Crime Library: Criminal Minds and Methods

Danny Rolling, the Gainesville Ripper

Task Force Formed

It was soon clear that the three murders were definitely linked.  At both scenes, underwear were missing.  A knife with a four-to-six inch blade had been used on all three girls, and the use of adhesive tape for restraint was evident, although it had been removed.  At both scenes there were body parts missing.
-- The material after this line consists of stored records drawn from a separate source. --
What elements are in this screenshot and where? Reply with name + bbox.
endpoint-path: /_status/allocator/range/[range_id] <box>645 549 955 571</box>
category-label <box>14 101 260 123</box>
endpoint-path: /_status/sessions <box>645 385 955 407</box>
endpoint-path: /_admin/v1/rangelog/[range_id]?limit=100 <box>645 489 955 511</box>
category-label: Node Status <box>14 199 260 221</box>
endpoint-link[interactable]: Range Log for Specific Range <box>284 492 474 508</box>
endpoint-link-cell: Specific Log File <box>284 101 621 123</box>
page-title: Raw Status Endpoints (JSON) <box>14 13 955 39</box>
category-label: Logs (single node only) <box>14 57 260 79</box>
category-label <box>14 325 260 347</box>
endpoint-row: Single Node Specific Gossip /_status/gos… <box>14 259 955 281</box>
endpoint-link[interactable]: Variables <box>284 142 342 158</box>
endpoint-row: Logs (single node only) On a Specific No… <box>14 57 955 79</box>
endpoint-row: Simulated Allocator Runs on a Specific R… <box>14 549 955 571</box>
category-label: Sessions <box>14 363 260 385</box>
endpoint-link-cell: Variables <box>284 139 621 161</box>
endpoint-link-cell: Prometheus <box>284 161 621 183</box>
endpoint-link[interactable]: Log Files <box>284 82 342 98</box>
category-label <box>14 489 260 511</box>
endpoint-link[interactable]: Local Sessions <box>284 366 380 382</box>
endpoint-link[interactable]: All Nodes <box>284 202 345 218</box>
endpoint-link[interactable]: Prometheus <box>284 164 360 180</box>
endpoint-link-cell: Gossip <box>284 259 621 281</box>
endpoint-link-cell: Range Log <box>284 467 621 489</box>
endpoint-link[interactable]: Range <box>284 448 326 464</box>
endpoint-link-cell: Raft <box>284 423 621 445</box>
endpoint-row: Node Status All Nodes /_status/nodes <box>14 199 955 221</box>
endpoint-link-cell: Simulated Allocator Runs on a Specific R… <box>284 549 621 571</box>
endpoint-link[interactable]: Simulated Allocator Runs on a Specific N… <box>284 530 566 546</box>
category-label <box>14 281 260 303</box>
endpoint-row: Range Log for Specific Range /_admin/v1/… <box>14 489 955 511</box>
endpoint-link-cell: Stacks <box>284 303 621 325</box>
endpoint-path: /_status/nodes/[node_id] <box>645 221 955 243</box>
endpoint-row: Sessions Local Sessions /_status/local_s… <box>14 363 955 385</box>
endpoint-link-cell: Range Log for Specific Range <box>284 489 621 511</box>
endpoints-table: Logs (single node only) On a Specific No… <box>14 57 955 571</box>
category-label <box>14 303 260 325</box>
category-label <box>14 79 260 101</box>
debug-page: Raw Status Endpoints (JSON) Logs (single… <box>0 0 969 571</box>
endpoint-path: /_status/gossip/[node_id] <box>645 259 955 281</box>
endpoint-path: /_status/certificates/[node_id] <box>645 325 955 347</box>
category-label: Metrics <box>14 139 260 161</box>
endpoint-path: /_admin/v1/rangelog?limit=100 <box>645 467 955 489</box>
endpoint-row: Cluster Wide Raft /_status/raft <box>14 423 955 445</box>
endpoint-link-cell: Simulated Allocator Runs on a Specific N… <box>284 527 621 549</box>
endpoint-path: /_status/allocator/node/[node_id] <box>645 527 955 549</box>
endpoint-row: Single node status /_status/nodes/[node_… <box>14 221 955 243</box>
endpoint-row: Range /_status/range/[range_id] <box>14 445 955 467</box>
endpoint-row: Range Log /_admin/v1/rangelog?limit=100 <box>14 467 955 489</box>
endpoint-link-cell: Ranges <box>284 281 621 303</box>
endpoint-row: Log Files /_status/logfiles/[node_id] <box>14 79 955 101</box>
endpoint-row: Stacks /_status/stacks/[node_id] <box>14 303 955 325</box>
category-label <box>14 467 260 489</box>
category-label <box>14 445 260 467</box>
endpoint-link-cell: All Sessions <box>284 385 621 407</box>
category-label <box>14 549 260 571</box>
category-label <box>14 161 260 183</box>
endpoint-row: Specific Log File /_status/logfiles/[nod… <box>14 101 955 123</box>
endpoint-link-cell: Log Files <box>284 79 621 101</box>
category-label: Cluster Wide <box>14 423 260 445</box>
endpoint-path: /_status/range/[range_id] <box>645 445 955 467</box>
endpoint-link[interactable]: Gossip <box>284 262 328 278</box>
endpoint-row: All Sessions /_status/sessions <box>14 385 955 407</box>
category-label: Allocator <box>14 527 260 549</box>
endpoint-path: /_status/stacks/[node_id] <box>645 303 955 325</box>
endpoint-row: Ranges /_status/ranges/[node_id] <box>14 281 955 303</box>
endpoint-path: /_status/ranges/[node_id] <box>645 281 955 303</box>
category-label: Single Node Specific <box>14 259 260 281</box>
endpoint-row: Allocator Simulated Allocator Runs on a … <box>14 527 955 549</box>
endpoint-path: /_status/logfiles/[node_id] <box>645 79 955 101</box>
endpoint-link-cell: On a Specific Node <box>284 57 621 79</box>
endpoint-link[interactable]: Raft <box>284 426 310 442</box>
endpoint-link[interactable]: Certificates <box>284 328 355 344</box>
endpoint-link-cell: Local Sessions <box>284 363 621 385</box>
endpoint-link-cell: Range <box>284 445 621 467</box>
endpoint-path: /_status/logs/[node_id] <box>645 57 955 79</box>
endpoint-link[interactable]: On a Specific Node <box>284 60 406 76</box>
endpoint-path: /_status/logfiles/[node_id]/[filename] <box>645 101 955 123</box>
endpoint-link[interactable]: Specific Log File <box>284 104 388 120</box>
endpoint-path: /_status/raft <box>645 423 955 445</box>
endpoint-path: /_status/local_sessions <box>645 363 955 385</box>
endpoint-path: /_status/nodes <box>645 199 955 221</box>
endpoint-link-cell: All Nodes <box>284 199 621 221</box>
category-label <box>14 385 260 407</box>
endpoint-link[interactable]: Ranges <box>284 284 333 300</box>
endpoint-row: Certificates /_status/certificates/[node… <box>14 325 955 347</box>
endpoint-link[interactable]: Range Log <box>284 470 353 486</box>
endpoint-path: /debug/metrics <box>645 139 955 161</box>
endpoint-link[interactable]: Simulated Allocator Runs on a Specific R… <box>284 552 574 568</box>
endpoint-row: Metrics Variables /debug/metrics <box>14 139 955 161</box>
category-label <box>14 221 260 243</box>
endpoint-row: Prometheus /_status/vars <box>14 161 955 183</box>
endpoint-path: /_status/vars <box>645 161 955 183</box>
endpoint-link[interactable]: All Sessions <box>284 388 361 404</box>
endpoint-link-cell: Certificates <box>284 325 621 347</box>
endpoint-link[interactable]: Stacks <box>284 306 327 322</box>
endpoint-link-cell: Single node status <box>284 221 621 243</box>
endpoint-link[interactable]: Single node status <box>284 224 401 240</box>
As Sheriff Lu Hindery walked towards his car the crowd of reporters, which had gathered while he was inside Christa's apartment, met him.  In answer to their barrage of questions, he told them some of the gruesome details, before getting into his car to drive back to the station.  By the afternoon, the information available to the press was being strictly controlled.  Already much of the most vital information was well known, and where facts were missing, fear and fertile imaginations had filled in the gaps.

The early stories in the local Gainesville Sun were gruesome even without embellishment.  Newspapers were being sold as quickly as the shelves could be filled.  Even without the headlines, the news was sweeping through the college community.  The students, who could all identify with the victims, felt vulnerable.  The viciousness of the crimes and the idea of a knife-wielding killer lurking in their midst only added to their fear.  Christa's murder meant that the killer may not have known his victims and they were chosen opportunistically. They didn't even attend the same school.  Christina and Sonja were freshmen at the University of Florida, while Christa was a sophomore at Santa Fe Community College.  Anyone could be next.

First thing that Monday morning, Sheriff Lu Hindery, of Alachua County Sheriff's Office, and Wayland Clifton, of Gainesville Police Department, conferred and set the wheels in motion to create a combined task force.  It was to include top crime-scene technicians and investigators from both departments, along with representatives from the Florida Department of Law Enforcement and the Florida Highway Patrol, and ten of the top criminal behavioral specialists from the FBI.  The task force was to be headed by three men: Lieutenant R.B. Ward was appointed by the GPD; Captain Andy Hamilton represented the ACSO; and Special Agent J.O. Jackson represented the FDLE.